9.1 History invariant (must hold forever)

Archived games must replay independently of any dictionary and of the solver's internal encoding — at least visually. Therefore the move journal persists only decoded concrete values: action kind (play / pass / exchange / resign / timeout), acting player, per-move score and running total, timestamp, and — in a per-move JSON payload — the acting player's rack before the move (with ? for a blank), and for a play its direction, main-word anchor, placed tiles (letter as text, coordinate, blank flag) and the words formed; for an exchange, the swapped tiles. This is exactly what is needed both to replay the game through the engine (a cache miss) and to render history or emit GCG without a dictionary: the board for visual replay is reconstructed by applying placements onto an empty grid, since moves were validated at play time and scores are stored. variant and dict_version are kept as metadata only (audit, complaint review), never as a replay dependency. GCG export is derived from the same rows and is likewise self-contained — we ship our own writer (the solver exposes none): the standard Poslfit dialect (UTF-8, #player/#lexicon pragmas, 8G/H8 coordinates, lower-case blanks, . pass-throughs, -TILES exchanges), plus #note lines for resignations and timeouts, which the standard does not cover.

10. Notifications

Two channels: platform-native push (out-of-app, via the platform side-service — your-turn, nudge) and the in-app live stream (chat, opponent-moved, while the app is open). Backend emits notification intents; delivery fans out to the appropriate channel.
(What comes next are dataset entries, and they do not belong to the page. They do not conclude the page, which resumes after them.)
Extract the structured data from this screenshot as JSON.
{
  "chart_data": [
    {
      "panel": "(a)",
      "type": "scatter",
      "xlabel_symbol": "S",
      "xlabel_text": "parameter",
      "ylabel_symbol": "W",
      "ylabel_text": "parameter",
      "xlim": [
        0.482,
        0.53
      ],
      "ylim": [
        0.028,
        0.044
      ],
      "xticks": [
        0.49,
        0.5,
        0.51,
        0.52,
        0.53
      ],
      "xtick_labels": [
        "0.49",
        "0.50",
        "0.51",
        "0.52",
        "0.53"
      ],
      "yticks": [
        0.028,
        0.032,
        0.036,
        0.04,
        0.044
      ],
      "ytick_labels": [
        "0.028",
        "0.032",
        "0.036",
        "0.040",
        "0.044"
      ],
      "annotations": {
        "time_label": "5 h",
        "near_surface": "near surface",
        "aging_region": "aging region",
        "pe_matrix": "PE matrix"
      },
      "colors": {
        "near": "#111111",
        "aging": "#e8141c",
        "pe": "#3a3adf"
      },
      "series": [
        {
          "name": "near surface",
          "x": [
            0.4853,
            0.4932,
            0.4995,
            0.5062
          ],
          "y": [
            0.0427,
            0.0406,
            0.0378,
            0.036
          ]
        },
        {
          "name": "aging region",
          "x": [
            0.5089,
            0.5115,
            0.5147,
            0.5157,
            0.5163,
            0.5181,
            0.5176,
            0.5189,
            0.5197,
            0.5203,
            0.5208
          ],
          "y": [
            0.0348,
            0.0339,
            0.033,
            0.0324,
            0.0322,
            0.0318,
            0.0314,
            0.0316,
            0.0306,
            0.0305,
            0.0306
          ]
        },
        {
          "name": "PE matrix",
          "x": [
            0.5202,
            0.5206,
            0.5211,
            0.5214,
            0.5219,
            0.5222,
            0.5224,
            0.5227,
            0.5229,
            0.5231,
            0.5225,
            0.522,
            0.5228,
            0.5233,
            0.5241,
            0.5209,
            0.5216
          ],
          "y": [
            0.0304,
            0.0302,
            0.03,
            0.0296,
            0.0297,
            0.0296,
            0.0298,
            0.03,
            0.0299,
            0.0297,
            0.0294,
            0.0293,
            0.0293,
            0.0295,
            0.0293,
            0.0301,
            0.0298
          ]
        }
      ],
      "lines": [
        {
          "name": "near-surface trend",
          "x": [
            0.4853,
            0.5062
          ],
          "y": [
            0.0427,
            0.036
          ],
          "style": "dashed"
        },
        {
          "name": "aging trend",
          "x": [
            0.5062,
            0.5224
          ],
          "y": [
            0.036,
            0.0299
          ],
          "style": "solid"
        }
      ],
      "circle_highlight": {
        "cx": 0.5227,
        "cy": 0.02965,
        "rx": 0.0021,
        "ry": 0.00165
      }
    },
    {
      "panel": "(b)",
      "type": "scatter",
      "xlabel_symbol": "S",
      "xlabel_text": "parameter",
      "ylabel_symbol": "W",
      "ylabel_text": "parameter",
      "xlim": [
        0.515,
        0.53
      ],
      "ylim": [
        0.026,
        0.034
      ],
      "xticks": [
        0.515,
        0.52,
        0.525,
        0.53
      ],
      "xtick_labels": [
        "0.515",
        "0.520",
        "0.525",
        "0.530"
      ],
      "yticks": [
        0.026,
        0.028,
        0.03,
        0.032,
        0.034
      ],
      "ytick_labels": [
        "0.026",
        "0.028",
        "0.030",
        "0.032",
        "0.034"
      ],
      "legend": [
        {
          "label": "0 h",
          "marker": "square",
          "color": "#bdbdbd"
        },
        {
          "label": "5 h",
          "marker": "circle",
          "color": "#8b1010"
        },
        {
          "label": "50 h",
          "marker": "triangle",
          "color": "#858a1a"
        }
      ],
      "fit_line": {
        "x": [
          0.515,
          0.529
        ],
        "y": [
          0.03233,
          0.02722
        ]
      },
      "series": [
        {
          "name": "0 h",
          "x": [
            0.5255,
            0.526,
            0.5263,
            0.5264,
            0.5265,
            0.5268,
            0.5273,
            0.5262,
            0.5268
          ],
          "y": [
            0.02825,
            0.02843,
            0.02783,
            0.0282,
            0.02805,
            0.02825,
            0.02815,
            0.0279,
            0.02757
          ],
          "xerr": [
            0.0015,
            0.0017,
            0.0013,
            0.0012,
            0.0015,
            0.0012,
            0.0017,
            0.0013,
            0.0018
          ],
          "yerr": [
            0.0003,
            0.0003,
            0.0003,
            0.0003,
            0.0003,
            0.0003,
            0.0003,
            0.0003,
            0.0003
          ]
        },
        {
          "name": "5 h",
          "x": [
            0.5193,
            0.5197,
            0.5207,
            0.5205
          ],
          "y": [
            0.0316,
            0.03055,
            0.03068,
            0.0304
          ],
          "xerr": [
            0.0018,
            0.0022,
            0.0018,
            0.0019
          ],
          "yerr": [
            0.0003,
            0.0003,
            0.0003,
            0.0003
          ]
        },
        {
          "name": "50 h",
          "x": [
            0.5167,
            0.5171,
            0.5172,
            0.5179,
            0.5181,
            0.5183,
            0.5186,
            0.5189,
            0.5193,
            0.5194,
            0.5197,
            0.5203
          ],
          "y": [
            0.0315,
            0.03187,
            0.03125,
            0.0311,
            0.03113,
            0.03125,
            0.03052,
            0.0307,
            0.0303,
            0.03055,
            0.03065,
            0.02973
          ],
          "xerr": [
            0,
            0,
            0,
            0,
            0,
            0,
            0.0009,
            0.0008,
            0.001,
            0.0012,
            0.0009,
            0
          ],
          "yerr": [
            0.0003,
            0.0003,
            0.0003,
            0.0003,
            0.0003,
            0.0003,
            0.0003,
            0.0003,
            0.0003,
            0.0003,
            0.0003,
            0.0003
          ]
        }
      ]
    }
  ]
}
Stage 4 persists the notification-worthy events (chat messages and nudges) but does not yet deliver them: the gRPC stream to the gateway and the platform push arrive in Stage 6 / 8.

11. Observability

  • Structured logging with go.uber.org/zap (JSON). OpenTelemetry tracer and meter providers are wired (Stage 1), env-gated by BACKEND_OTEL_{TRACES,METRICS}_EXPORTER with a default of none (so no collector is required locally or in CI); stdout is available for debugging and the Postgres pool is instrumented with otelsql. OTLP export, a Prometheus pull endpoint, and dashboards arrive with the first real workload.
  • Per-request server-side timing via gin middleware from day one (the access log carries method, route, status, latency and the active trace id). A client-measured RTT piggybacked on the next request is a later enhancement.
  • Unauthenticated GET /healthz (liveness) and GET /readyz (readiness — the database answers a bounded ping and the session cache is warmed).

12. Security boundaries

Concern Enforced by
Public rate limiting / anti-abuse gateway
Platform credential validation, session minting gateway
Session → user_id resolution, X-User-ID injection gateway
Authorisation, ownership, state transitions backend (X-User-ID is the sole identity input)
Admin authentication gateway Basic Auth → backend admin endpoints
backend ↔ gateway trust the network (only gateway may reach backend)
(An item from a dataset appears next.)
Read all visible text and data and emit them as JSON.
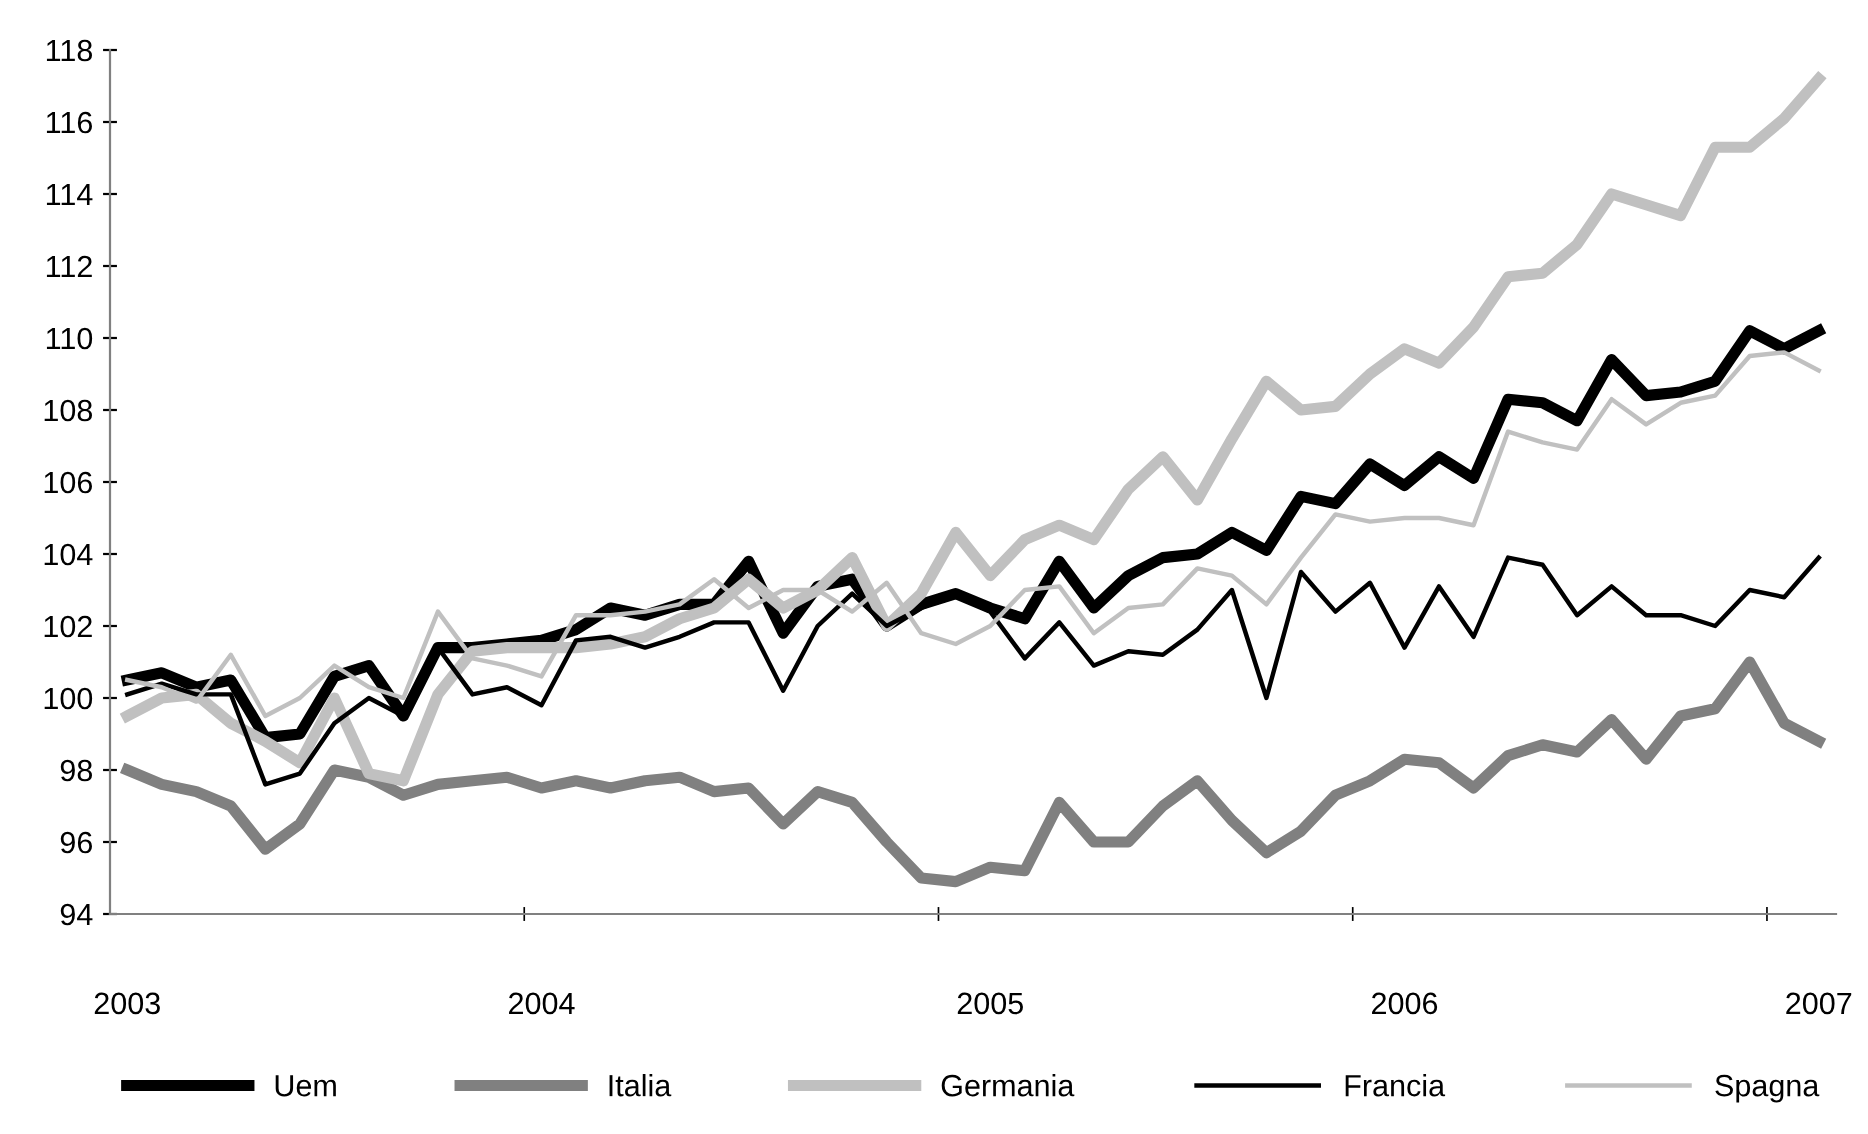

This is an explicit, accepted MVP risk: compromise of the gateway↔backend network segment defeats backend authentication. Mitigated by network isolation; mutual auth is a future hardening step.
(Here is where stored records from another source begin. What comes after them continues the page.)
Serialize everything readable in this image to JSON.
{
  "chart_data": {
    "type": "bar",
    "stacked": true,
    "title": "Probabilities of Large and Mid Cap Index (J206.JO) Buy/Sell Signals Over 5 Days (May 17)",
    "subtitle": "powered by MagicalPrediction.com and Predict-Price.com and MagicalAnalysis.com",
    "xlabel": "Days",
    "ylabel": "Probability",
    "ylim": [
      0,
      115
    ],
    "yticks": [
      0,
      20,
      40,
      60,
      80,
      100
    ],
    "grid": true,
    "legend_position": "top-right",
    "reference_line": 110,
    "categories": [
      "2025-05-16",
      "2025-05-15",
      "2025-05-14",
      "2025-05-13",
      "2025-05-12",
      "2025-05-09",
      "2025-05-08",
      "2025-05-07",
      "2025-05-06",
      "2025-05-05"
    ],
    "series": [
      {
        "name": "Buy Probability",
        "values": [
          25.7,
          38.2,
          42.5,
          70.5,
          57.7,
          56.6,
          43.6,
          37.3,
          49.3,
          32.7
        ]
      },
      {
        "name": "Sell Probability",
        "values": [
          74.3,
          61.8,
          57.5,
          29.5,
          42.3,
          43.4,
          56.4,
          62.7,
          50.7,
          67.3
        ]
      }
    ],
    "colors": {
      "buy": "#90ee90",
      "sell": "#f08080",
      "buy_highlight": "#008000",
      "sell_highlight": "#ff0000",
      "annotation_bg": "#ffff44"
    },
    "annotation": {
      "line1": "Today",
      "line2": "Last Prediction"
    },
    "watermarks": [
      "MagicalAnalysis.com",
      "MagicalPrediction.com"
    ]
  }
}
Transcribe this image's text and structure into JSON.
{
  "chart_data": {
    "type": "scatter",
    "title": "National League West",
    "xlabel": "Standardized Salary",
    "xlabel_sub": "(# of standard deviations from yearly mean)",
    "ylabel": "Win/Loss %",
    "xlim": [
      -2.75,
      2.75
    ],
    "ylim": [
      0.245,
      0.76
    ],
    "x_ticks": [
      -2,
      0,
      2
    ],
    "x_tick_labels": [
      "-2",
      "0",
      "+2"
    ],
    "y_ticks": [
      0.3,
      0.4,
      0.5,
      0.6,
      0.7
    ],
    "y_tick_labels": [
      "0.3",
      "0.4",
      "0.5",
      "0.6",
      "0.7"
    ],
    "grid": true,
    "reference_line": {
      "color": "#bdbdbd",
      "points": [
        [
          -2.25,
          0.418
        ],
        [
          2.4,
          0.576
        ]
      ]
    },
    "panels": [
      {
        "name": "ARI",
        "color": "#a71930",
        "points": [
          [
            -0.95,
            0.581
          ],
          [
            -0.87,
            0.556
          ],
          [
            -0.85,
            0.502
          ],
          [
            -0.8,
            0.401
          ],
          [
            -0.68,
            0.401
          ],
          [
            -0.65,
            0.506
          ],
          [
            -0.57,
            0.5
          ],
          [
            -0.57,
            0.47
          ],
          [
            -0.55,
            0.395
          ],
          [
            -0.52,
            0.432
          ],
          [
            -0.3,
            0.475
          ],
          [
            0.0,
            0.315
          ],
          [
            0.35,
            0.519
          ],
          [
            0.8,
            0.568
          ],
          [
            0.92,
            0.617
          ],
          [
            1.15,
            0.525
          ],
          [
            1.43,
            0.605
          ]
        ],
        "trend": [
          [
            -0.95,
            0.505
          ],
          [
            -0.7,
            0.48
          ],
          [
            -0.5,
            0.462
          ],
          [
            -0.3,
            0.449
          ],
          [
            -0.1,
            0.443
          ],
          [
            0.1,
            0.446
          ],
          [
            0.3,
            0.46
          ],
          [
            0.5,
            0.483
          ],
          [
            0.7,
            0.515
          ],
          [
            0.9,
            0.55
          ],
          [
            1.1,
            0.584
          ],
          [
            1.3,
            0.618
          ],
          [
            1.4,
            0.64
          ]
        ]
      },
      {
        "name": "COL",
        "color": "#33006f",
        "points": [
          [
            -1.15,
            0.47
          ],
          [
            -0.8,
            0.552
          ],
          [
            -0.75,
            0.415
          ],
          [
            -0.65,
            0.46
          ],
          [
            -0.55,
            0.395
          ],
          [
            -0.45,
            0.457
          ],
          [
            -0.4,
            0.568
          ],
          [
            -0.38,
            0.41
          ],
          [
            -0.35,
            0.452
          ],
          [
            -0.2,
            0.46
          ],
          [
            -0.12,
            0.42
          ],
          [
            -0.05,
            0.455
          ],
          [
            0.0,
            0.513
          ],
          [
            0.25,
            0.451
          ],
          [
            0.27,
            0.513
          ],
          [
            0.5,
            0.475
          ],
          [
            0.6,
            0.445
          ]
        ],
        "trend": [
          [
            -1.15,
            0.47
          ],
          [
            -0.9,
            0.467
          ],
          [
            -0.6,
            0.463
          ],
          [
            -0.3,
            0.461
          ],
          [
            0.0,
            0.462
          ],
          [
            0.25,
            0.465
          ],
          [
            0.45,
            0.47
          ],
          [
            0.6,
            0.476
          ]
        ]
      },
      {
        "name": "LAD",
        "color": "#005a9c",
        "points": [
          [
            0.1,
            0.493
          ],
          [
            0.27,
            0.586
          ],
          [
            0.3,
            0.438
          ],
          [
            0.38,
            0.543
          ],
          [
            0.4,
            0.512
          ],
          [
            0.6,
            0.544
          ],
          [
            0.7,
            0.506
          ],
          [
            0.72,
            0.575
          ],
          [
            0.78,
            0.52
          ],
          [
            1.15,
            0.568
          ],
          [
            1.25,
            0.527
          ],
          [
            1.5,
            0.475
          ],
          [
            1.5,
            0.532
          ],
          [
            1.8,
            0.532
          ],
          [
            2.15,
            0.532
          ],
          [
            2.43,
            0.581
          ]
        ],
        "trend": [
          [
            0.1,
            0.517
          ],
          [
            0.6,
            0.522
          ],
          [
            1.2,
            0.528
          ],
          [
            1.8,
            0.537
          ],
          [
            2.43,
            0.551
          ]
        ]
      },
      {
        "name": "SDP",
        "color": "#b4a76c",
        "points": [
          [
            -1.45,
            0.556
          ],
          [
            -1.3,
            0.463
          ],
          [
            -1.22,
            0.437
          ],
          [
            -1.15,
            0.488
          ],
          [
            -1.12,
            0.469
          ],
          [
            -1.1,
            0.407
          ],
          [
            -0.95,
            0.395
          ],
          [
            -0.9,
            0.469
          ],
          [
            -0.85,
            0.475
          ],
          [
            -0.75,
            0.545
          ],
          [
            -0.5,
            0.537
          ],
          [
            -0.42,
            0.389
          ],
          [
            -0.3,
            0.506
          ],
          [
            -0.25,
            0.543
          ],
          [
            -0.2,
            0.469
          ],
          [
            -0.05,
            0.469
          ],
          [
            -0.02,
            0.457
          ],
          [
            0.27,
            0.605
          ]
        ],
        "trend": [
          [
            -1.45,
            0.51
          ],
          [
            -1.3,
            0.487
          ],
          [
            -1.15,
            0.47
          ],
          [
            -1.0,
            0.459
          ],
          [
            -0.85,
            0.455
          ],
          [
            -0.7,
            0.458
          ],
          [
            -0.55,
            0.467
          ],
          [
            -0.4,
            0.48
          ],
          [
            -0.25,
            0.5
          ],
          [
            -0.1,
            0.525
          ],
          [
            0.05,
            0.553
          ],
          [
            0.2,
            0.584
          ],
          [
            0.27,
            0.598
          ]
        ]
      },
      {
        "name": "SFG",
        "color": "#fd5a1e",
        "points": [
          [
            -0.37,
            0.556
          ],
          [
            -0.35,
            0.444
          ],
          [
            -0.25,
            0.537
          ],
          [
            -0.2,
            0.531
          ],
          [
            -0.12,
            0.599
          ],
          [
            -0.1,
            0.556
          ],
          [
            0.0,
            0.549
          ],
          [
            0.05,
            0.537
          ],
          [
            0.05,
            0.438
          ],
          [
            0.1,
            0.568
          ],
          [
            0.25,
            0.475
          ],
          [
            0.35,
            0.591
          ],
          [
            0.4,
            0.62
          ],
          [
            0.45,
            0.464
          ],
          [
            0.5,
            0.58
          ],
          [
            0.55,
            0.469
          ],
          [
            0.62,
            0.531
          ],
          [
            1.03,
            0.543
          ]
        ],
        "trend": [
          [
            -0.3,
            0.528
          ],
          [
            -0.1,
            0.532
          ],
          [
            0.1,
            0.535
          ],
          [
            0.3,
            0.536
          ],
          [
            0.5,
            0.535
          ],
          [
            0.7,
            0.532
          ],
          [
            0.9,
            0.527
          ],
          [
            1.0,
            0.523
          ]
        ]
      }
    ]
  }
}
13. Deployment (informational)

Single public origin, path-routed: the UI, the gateway public surface and the admin surface share one host that terminates TLS. MVP runs one gateway, one backend, one Postgres. Docker/compose environments are introduced when there is something to deploy.

14. CI & branches

  • Trunk is master; feature work happens on feature/* branches merged via PR with a green CI gate (from Stage 1 onward — the genesis commit necessarily lands on master).
  • .gitea/workflows/ holds the CI. go-unit.yaml runs gofmt/vet/build/unit-test on Go changes; integration.yaml runs the Postgres-backed tests behind the integration build tag (testcontainers postgres:17-alpine, Ryuk disabled, serial). Further workflows (ui-test, deploy) are added with the components they cover.
  • Since Stage 2 both Go workflows clone the public scrabble-solver sibling (master HEAD, no credentials) into ../scrabble-solver before building, so the go.work replace resolves; the engine tests read the committed DAWGs from that checkout via BACKEND_DICT_DIR.
  • After any push, the run is watched to green before a stage is declared done (python3 ~/.claude/bin/gitea-ci-watch.py).